Offensive cybersecurity comprises a strategy known as penetration testing (pen testing), in which companies launch simulated attacks on their own networks to uncover potential weaknesses and assess IT security.
“Pen testing” is also known as ethical hacking. Organizations can hire third-party businesses to launch simulated attacks and obtain unbiased, third-party results and recommendations or conduct them in-house. Companies employ ethical hackers, also known as white hat hackers, to:
- Discover vulnerabilities what malicious actors, also known as black hat hackers, can see
- Assess data that would be of most value to black hatters
- Discover how black hatters can use that information
- Find out if anyone noticed the white hat simulated attack
- Recommend ways that fix the weakness and provide optimal security
Although ethical hacking takes time and money, finding weaknesses before cybercriminals do protects not only data but also reputation. If Facebook had pen tested and discovered its 2-year-old system vulnerabilities, it could have adequately protected the personal data of 553 million accounts.
“The Facebook breach is a reminder to every organization that auditing and testing their systems for vulnerabilities is a worthwhile investment,” according to authO, an identity-use consultant.
What Is Defensive Cybersecurity?
Cyber defense, as distinct from offensive cybersecurity, comprises strategies and tactics that protect data and networks from malicious intrusion by with many methods. Cyber defense strategy trains employees in cyberattack recognition and best practices. Verizon says 30% of social engineering attacks use employees to enter networks. It also monitors threat-assessment for intelligence and ensures system protection in a constantly evolving risk environment. Cyber defense also assigns high priority to deploy advanced counter-measures — including automation, zero-trust and artificial intelligence capabilities — threat detection and response.

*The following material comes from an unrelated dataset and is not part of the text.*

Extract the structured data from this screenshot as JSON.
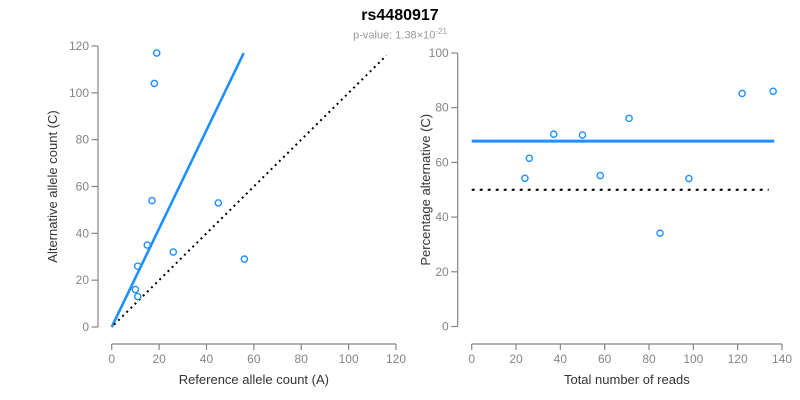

McKinsey & Company warns that the cybercrime universe now includes large organizations (sometimes with government sponsorship) that leverage advanced technologies. Moreover, organizations ranging from small and medium-sized businesses to global organizations, state and federal government agencies are targets.

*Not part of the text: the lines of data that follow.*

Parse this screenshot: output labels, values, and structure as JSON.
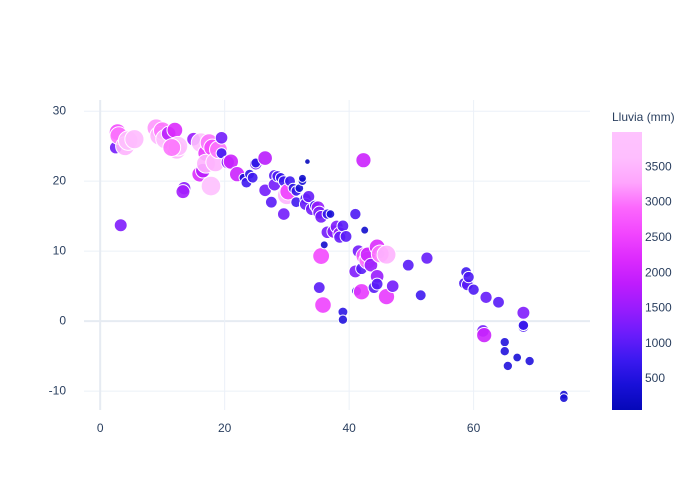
{
  "chart_data": {
    "type": "scatter",
    "x": [
      2.5,
      2.8,
      3,
      4,
      4.5,
      5.5,
      3.3,
      9,
      9.5,
      10,
      10.5,
      11,
      12,
      12.3,
      12.5,
      11.5,
      13.5,
      13.3,
      15,
      16,
      16.2,
      16.5,
      17,
      17.5,
      17,
      17.8,
      18,
      18.5,
      19,
      19.5,
      19.5,
      20.5,
      21,
      22,
      23,
      23.5,
      24,
      24.5,
      25,
      25,
      26.5,
      26.5,
      27.5,
      28,
      28,
      28.5,
      29,
      29.5,
      29.5,
      30,
      30.2,
      30.5,
      31,
      31.5,
      31.5,
      32,
      32.5,
      32.5,
      33,
      33,
      33.3,
      33.5,
      34,
      34.5,
      35,
      35,
      35.2,
      35.5,
      35.5,
      35.2,
      35.8,
      36,
      36.5,
      37,
      36.5,
      37.5,
      38,
      38.5,
      38.5,
      39,
      39,
      39,
      39.5,
      41,
      41,
      41.2,
      41.5,
      42,
      42,
      42.3,
      42.5,
      42.5,
      43,
      43,
      43.5,
      44,
      44.5,
      44.5,
      44.5,
      45,
      45,
      46,
      46,
      47,
      49.5,
      51.5,
      52.5,
      58.5,
      58.8,
      59,
      59.2,
      60,
      61.5,
      61.7,
      62,
      64,
      65,
      65,
      65.5,
      67,
      68,
      68,
      68,
      69,
      74.5,
      74.5
    ],
    "y": [
      24.8,
      27,
      26.5,
      25,
      25.8,
      26,
      13.7,
      27.6,
      26.5,
      27.2,
      26,
      26.8,
      27.3,
      24.5,
      25,
      24.8,
      19,
      18.5,
      26,
      21,
      25.5,
      21.5,
      24,
      25.5,
      22.5,
      19.3,
      24.8,
      22.7,
      24.5,
      26.2,
      24,
      22.7,
      22.8,
      21,
      20.5,
      19.8,
      21,
      20.5,
      22.5,
      22.6,
      23.3,
      18.7,
      17,
      20.8,
      19.5,
      20.7,
      20.5,
      20,
      15.3,
      18,
      18.5,
      20,
      19,
      17,
      18.6,
      19,
      20,
      20.4,
      17.5,
      16.7,
      22.8,
      17.8,
      16,
      16.5,
      16.2,
      15.2,
      15.5,
      14.9,
      9.3,
      4.8,
      2.3,
      10.9,
      15.3,
      15.3,
      12.7,
      12.8,
      13.5,
      12.5,
      12,
      13.6,
      1.3,
      0.2,
      12.1,
      15.3,
      7.1,
      4.3,
      10,
      7.5,
      4.2,
      23,
      9.3,
      13,
      8.7,
      9.5,
      8,
      4.8,
      10.6,
      6.4,
      5.3,
      9.6,
      9.6,
      3.5,
      9.5,
      5,
      8,
      3.7,
      9,
      5.4,
      7,
      5.2,
      6.3,
      4.5,
      -1.4,
      -2,
      3.4,
      2.7,
      -3,
      -4.3,
      -6.4,
      -5.2,
      1.2,
      -0.8,
      -0.6,
      -5.7,
      -10.5,
      -11
    ],
    "size": [
      1200,
      2600,
      3000,
      3500,
      3800,
      3600,
      1300,
      3200,
      3500,
      3000,
      3800,
      1800,
      2200,
      3500,
      3800,
      3000,
      1400,
      1600,
      1500,
      2200,
      3800,
      1800,
      2400,
      3000,
      3500,
      3800,
      2600,
      3500,
      3000,
      1200,
      800,
      1400,
      2000,
      2000,
      400,
      800,
      600,
      800,
      1200,
      600,
      1800,
      1200,
      1000,
      1000,
      1200,
      900,
      700,
      800,
      1200,
      3500,
      2500,
      800,
      600,
      800,
      700,
      400,
      400,
      300,
      900,
      1100,
      100,
      1100,
      1200,
      800,
      1500,
      600,
      1300,
      1200,
      2600,
      1000,
      2500,
      300,
      700,
      400,
      1200,
      1400,
      1300,
      1500,
      1100,
      1000,
      600,
      500,
      1000,
      900,
      1300,
      600,
      1200,
      1000,
      2400,
      2000,
      2800,
      300,
      3000,
      2000,
      1500,
      1000,
      2200,
      1500,
      1000,
      500,
      3000,
      2400,
      3500,
      1200,
      1000,
      800,
      1100,
      900,
      800,
      1000,
      900,
      900,
      1200,
      2000,
      1100,
      1000,
      500,
      500,
      500,
      400,
      1300,
      900,
      700,
      500,
      400,
      400
    ],
    "xlim": [
      -2.6,
      78.7
    ],
    "ylim": [
      -12.7,
      31.6
    ],
    "xticks": [
      0,
      20,
      40,
      60
    ],
    "yticks": [
      -10,
      0,
      10,
      20,
      30
    ],
    "grid": true,
    "colorbar": {
      "title": "Lluvia (mm)",
      "lim": [
        60,
        4000
      ],
      "ticks": [
        500,
        1000,
        1500,
        2000,
        2500,
        3000,
        3500
      ],
      "colorscale": [
        "#0508b8",
        "#1910d8",
        "#3c19f0",
        "#6b1cfb",
        "#981cfd",
        "#bf1cfd",
        "#dd2bfd",
        "#f246fe",
        "#fc67fd",
        "#fea5fd",
        "#febefe",
        "#fec3fe"
      ]
    }
  }
}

“Even today’s most sophisticated cybercontrols, no matter how effective, will soon be obsolete,” McKinsey cautions. It adds that leadership must account for attackers’ ongoing adoption of machine learning technologies and have the vision to anticipate increasingly dangerous environments. An advanced degree in cybersecurity will equip professionals with the necessary skills and practice to challenge modern security threats in nearly every sector.